Le seul précédent gouvernement d'unité nationale d'Afrique du Sud, qui a suivi les premières élections multiraciales du pays en 1994 et qui a vu Nelson Mandela devenir président, était régi par la constitution provisoire du pays. Celui-ci prévoyait, entre autres aspects, la manière dont les postes gouvernementaux devraient être répartis en fonction du nombre de sièges qu'un parti obtiendrait à l'Assemblée nationale post-apartheid.

Ebraim Fakir, analyste à l'Institut électoral pour une démocratie durable en Afrique, explique que l'Afrique du Sud ne dispose actuellement d'aucun cadre législatif ou constitutionnel régissant la constitution du gouvernement d'unité proposé.

« L'idée selon laquelle il doit y avoir un certain degré de proximité politique entre eux n'est pas nécessairement une donnée ni une condition préalable. Cela se produirait précisément parce qu'il y a des tensions dans la société, parce que c'est une période de crise, etc. C'est la subtile différence entre un gouvernement d'union nationale et une coalition commune », dit-il.

« Le bon côté de l'unité »

Dans la balance de la décision, il y a toujours des avantages et des inconvénients. Pour l'analyste politique Asanda Ngoasheng, le bon côté d'un gouvernement d'union est la possibilité pour tous les partis de voter sur la question.

Selon l'analyste, cela a pour effet de créer de la cohésion, car les voix de chacun sont, d'une certaine manière, représentées et tous les différents secteurs de la population sont représentés, et c'est quelque chose qui est important en Afrique du Sud.

L'Afrique du Sud, qui compte 11 langues officielles, souffre de divisions ethniques et raciales historiques qui ont été clairement révélées lors des élections du 29 mai.

Ntsikelelo Breakfast, directeur du Centre pour la sécurité, la paix et la résolution des conflits à l'Université Nelson Mandela d'Afrique du Sud, affirme qu'un gouvernement d'unité nationale en Afrique du Sud pourrait contribuer à approfondir la démocratie.

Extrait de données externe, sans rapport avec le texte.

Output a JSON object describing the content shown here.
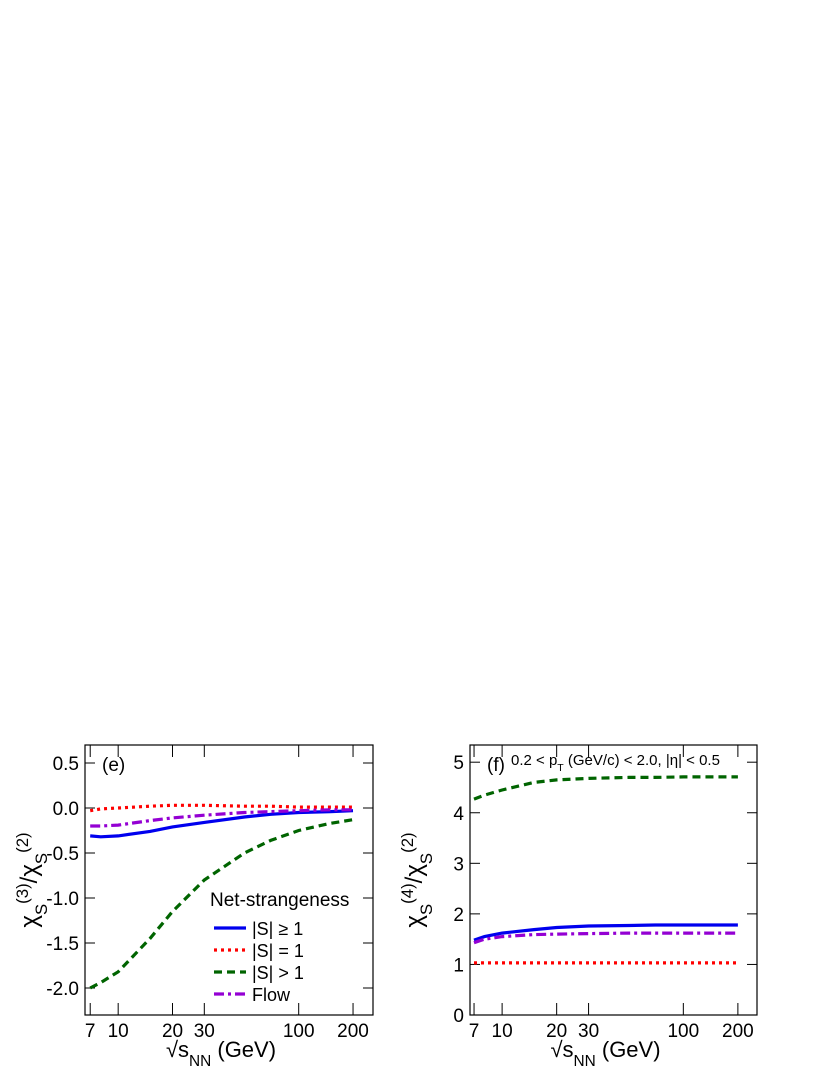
{
  "chart_data": [
    {
      "type": "line",
      "annotation": "(e)",
      "ylabel": [
        "χ",
        "S",
        "(3)",
        "/χ",
        "S",
        "(2)"
      ],
      "xlabel": [
        "√",
        "s",
        "NN",
        " (GeV)"
      ],
      "x": [
        7,
        8,
        10,
        15,
        20,
        30,
        50,
        70,
        100,
        150,
        200
      ],
      "xlim": [
        6.55,
        258
      ],
      "xticks": [
        7,
        10,
        20,
        30,
        100,
        200
      ],
      "xscale": "log",
      "ylim": [
        -2.3,
        0.7
      ],
      "yticks": [
        0.5,
        {
          "value": 0,
          "label": "0.0"
        },
        -0.5,
        {
          "value": -1,
          "label": "-1.0"
        },
        -1.5,
        {
          "value": -2,
          "label": "-2.0"
        }
      ],
      "legend_title": "Net-strangeness",
      "legend": "lower right",
      "series": [
        {
          "name": "|S| ≥ 1",
          "color": "#0000ee",
          "style": "solid",
          "values": [
            -0.31,
            -0.32,
            -0.31,
            -0.26,
            -0.21,
            -0.16,
            -0.1,
            -0.07,
            -0.05,
            -0.04,
            -0.03
          ]
        },
        {
          "name": "|S| = 1",
          "color": "#ff0000",
          "style": "dotted",
          "values": [
            -0.03,
            -0.01,
            0.0,
            0.02,
            0.03,
            0.03,
            0.02,
            0.02,
            0.01,
            0.01,
            0.01
          ]
        },
        {
          "name": "|S| > 1",
          "color": "#006400",
          "style": "dashed",
          "values": [
            -2.0,
            -1.94,
            -1.82,
            -1.45,
            -1.15,
            -0.8,
            -0.5,
            -0.36,
            -0.25,
            -0.17,
            -0.13
          ]
        },
        {
          "name": "Flow",
          "color": "#9400d3",
          "style": "dashdot",
          "values": [
            -0.2,
            -0.2,
            -0.19,
            -0.14,
            -0.11,
            -0.08,
            -0.05,
            -0.04,
            -0.03,
            -0.02,
            -0.02
          ]
        }
      ]
    },
    {
      "type": "line",
      "annotation": "(f)",
      "subtitle": [
        "0.2 < p",
        "T",
        " (GeV/c) < 2.0, |η| < 0.5"
      ],
      "ylabel": [
        "χ",
        "S",
        "(4)",
        "/χ",
        "S",
        "(2)"
      ],
      "xlabel": [
        "√",
        "s",
        "NN",
        " (GeV)"
      ],
      "x": [
        7,
        8,
        10,
        15,
        20,
        30,
        50,
        70,
        100,
        150,
        200
      ],
      "xlim": [
        6.65,
        255
      ],
      "xticks": [
        7,
        10,
        20,
        30,
        100,
        200
      ],
      "xscale": "log",
      "ylim": [
        0,
        5.34
      ],
      "yticks": [
        0,
        1,
        2,
        3,
        4,
        5
      ],
      "series": [
        {
          "color": "#0000ee",
          "style": "solid",
          "values": [
            1.48,
            1.55,
            1.62,
            1.69,
            1.73,
            1.76,
            1.77,
            1.78,
            1.78,
            1.78,
            1.78
          ]
        },
        {
          "color": "#ff0000",
          "style": "dotted",
          "values": [
            1.03,
            1.03,
            1.03,
            1.03,
            1.03,
            1.03,
            1.03,
            1.03,
            1.03,
            1.03,
            1.03
          ]
        },
        {
          "color": "#006400",
          "style": "dashed",
          "values": [
            4.27,
            4.35,
            4.45,
            4.6,
            4.65,
            4.68,
            4.7,
            4.7,
            4.71,
            4.71,
            4.71
          ]
        },
        {
          "color": "#9400d3",
          "style": "dashdot",
          "values": [
            1.43,
            1.5,
            1.55,
            1.59,
            1.6,
            1.61,
            1.62,
            1.62,
            1.62,
            1.62,
            1.62
          ]
        }
      ]
    }
  ]
}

Il explique que l'avantage est que la démocratie va s'approfondir, car il n'existe pas de parti politique hégémonique, qui impose son agenda à tout le monde. « Maintenant, nous devons obtenir l'adhésion des différents acteurs, ce qui est une bonne chose. Il faut donc écouter chacun d'eux car, dans le passé, l'ANC était très arrogant », rappelle-t-il.

Désavantages?

Qu’en est-il des inconvénients d’un gouvernement d’union nationale ? Premièrement, il existe un risque d’instabilité politique. Pour les experts, avoir de nombreux partis ayant des positions contradictoires et contradictoires sur diverses questions politiques peut devenir compliqué.

Comme il n’y a pas de vainqueur absolu, des impasses se produisent, notamment sur des questions controversées, comme l’approbation d’un budget.

L’ANC ayant remporté la majorité lors des cinq dernières élections, l’Afrique du Sud n’a pas une longue tradition de formation et de gouvernement avec des partenaires de coalition.

Lors de la dernière campagne électorale, l'AD a qualifié toute alliance potentielle de l'ANC avec l'EFF ou le MK de « coalition apocalyptique » qui entraînerait le naufrage de l'économie.

L'EFF a déclaré qu'elle ne ferait pas partie d'un gouvernement impliquant l'AD, qui a un programme libéral et de libre marché. L'IFP a annoncé hier qu'elle acceptait de rejoindre un gouvernement d'union nationale avec l'ANC et l'AD.

Quant à MK, bien que le parti ait confirmé avoir entamé des négociations avec l'ANC, il a également émis des objections sur les résultats des élections, invoquant des irrégularités de vote présumées. MK a donc déposé une demande auprès de la Cour Constitutionnelle pour empêcher les nouveaux députés et le Président de prendre leurs fonctions, ce qui a été rejeté hier par les tribunaux.